Nettoyer la mer Noire de ses mines, la gageure des riverains
La Turquie, la Bulgarie et la Roumanie se sont engagées hier à débarrasser les eaux des centaines d’engins explosifs largués par la Russie et l’Ukraine depuis le début de la guerre. Enjeu stratégique et militaire, l’espace maritime déchiré entre les sphèr
XLutter contre les mines qui dérivent en mer Noire.
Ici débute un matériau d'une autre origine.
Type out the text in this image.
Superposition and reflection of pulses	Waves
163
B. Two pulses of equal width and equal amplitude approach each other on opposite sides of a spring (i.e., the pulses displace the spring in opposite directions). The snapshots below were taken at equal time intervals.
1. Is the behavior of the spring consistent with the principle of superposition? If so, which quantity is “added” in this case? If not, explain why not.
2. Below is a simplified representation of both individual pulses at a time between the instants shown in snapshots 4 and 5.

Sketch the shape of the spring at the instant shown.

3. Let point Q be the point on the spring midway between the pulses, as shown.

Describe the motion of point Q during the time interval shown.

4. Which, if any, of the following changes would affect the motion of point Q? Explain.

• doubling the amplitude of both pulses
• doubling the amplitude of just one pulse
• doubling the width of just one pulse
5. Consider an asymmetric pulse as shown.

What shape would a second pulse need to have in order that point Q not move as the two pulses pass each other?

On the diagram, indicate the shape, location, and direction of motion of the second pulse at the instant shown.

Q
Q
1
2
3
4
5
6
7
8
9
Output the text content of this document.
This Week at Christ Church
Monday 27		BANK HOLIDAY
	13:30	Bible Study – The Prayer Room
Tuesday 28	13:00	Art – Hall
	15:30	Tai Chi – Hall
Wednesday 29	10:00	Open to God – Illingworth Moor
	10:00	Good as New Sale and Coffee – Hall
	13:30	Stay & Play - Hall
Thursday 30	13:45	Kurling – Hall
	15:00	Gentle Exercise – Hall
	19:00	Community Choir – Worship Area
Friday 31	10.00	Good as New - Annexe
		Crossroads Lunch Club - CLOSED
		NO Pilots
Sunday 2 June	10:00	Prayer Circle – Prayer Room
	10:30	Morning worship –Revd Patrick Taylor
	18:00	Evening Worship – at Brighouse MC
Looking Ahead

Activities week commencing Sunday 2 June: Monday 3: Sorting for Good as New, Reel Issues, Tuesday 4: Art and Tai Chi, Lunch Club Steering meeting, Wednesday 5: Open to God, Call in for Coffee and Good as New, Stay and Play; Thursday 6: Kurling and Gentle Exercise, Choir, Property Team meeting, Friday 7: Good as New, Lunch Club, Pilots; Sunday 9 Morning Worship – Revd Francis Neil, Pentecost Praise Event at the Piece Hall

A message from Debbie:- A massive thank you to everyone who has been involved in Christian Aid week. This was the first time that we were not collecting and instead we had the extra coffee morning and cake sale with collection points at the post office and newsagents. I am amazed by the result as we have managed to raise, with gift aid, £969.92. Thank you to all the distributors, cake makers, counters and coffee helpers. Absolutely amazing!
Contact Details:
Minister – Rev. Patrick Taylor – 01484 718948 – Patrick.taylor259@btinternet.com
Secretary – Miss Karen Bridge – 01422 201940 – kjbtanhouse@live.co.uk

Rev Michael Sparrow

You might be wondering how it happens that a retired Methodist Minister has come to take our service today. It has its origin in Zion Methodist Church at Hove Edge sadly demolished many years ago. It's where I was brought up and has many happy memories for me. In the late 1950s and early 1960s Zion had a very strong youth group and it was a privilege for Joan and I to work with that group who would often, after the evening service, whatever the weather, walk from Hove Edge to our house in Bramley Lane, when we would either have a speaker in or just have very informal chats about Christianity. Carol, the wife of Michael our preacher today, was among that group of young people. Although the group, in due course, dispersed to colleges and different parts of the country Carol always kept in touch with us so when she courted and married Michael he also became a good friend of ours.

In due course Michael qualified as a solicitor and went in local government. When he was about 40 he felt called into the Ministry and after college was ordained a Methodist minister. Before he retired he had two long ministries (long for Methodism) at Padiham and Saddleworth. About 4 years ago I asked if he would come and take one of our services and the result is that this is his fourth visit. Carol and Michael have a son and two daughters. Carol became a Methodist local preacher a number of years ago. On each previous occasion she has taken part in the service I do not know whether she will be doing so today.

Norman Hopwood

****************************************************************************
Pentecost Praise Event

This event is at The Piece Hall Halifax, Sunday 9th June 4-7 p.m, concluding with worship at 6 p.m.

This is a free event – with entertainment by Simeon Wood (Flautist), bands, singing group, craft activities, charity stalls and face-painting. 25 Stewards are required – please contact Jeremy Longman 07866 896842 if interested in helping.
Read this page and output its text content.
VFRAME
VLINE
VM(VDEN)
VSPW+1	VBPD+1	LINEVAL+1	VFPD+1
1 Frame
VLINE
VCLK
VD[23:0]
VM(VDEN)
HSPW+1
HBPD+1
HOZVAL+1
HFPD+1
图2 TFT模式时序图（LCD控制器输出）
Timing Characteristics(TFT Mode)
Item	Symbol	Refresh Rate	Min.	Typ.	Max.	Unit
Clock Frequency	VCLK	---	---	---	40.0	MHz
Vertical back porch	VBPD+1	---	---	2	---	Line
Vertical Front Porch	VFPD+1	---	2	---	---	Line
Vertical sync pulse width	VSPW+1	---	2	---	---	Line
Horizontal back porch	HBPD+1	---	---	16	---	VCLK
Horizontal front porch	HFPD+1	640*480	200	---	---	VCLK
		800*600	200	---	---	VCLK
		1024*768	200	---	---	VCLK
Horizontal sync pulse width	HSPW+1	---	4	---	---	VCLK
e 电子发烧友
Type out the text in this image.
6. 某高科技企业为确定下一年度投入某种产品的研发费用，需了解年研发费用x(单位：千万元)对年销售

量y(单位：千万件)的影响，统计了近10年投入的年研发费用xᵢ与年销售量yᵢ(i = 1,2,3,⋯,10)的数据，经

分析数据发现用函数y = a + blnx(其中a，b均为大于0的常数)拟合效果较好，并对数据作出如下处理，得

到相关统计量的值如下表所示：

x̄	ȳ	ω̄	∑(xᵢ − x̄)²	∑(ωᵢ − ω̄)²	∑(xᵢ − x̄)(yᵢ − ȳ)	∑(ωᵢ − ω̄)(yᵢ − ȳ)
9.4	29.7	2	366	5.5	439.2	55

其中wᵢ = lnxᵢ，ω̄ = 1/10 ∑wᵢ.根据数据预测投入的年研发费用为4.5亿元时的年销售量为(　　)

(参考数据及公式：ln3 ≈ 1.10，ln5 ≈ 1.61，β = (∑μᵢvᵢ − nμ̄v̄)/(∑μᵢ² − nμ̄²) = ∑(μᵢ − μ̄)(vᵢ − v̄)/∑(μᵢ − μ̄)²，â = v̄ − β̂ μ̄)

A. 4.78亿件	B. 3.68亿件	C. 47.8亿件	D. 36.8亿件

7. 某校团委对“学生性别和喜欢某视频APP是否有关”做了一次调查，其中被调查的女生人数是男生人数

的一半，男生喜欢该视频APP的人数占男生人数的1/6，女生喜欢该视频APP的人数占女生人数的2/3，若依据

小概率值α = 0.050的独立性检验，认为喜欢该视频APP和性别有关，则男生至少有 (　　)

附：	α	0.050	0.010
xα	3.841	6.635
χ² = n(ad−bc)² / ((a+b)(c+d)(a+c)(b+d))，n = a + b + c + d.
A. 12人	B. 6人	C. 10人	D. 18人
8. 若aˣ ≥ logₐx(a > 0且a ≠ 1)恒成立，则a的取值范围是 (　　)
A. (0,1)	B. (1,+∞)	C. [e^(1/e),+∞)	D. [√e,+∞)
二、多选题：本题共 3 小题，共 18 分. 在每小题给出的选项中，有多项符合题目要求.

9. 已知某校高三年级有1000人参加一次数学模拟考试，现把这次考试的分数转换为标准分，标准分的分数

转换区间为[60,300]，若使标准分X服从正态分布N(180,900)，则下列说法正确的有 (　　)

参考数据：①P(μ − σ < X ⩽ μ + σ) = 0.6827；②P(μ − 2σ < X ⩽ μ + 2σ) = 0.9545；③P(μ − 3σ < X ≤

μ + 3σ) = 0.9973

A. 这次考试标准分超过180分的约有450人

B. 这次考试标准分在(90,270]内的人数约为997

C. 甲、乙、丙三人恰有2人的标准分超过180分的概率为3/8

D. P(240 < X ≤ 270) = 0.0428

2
Jeudi, les trois pays de l’OTAN qui bordent l’espace maritime, se sont alliés pour protéger la navigation internationale et sécuriser les exportations de céréales ukrainiennes qui naviguent le long des côtes roumaines et bulgares, une voie alternative mise en place après la fin du corridor céréalier dénoncé par la Russie à l’été 2023. Peu après, la Turquie avait créé un Groupe naval de lutte contre les mines en mer Noire (MCM Black Sea), auquel se sont finalement jointes la Bulgarie et la Roumanie après cinq mois de négociations. Chacun prendra tour à tour la présidence de cette initiative pour six mois.
Nouveau rideau de fer
Soucieuse de respecter la Convention de Montreux signée en 1936 qui régit la navigation dans le Bosphore en temps de guerre, l’entente trilatérale a précisé que l’initiative ne sera ouverte «qu’aux navires des trois pays alliés côtiers», excluant l’intervention de pays extérieurs, dont ceux de l’OTAN.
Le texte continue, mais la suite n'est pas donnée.